Consumer Protection is planning to take tougher action against real estate agents and private landlords who lodge tenancy bonds late.
Under the Residential Tenancies Act, bonds must be lodged with the bond administrator as soon as practicable or within 14 days after the funds are received.
However, in the three months prior to 31 October 2016 there were as many as 945 bonds lodged by real estate agents and a further 758 bonds lodged by private landlords that were received after the 14-day cut-off.
Acting Commissioner for Consumer Protection, David Hillyard, said the extremely high and growing number of late lodgements is unacceptable.
“There were a significant percentage of these late bonds which took more than three months to lodge.

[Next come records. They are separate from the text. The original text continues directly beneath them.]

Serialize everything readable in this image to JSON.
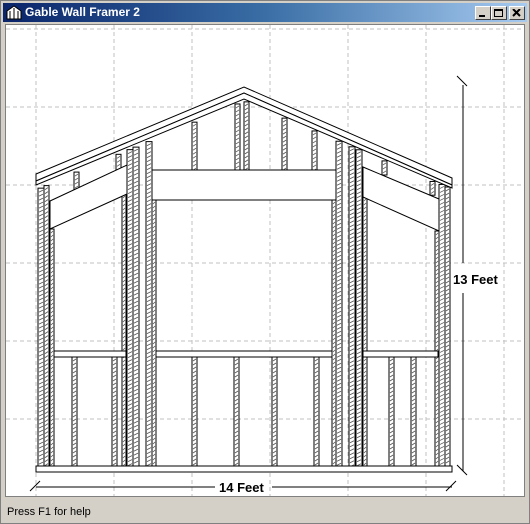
{
  "window": {
    "title": "Gable Wall Framer 2"
  },
  "drawing": {
    "height_label": "13 Feet",
    "width_label": "14 Feet"
  },
  "status": {
    "text": "Press F1 for help"
  }
}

The worst case took more than six months, which is alarming,” Mr Hillyard said.
“Overall the number of late lodgements have more than doubled in the past three years and this is despite a 10 per cent decrease in the overall number of bonds being collected.
He said the trend cannot be allowed to continue and that Consumer Protection will be taking “decisive action” to target offenders and improve compliance with the law.
He said offenders would be sent warning letters, and added that those who ignored the warnings may be issued with an infringement notice amounting to a $2,000 penalty.
In more serious cases, he said, people could face prosecution or disciplinary action where they may have to pay a fine of up to $20,000.
“Licensed real estate agents could also be putting their licence, and ultimately their livelihood, in jeopardy if there are serious and continuing violations of this important aspect of tenancy law,” he said.
“There is absolutely no reason why bond money cannot be lodged within the 14-day period or sooner, especially since the new Bonds Online eTransactions system has become available to all agents.”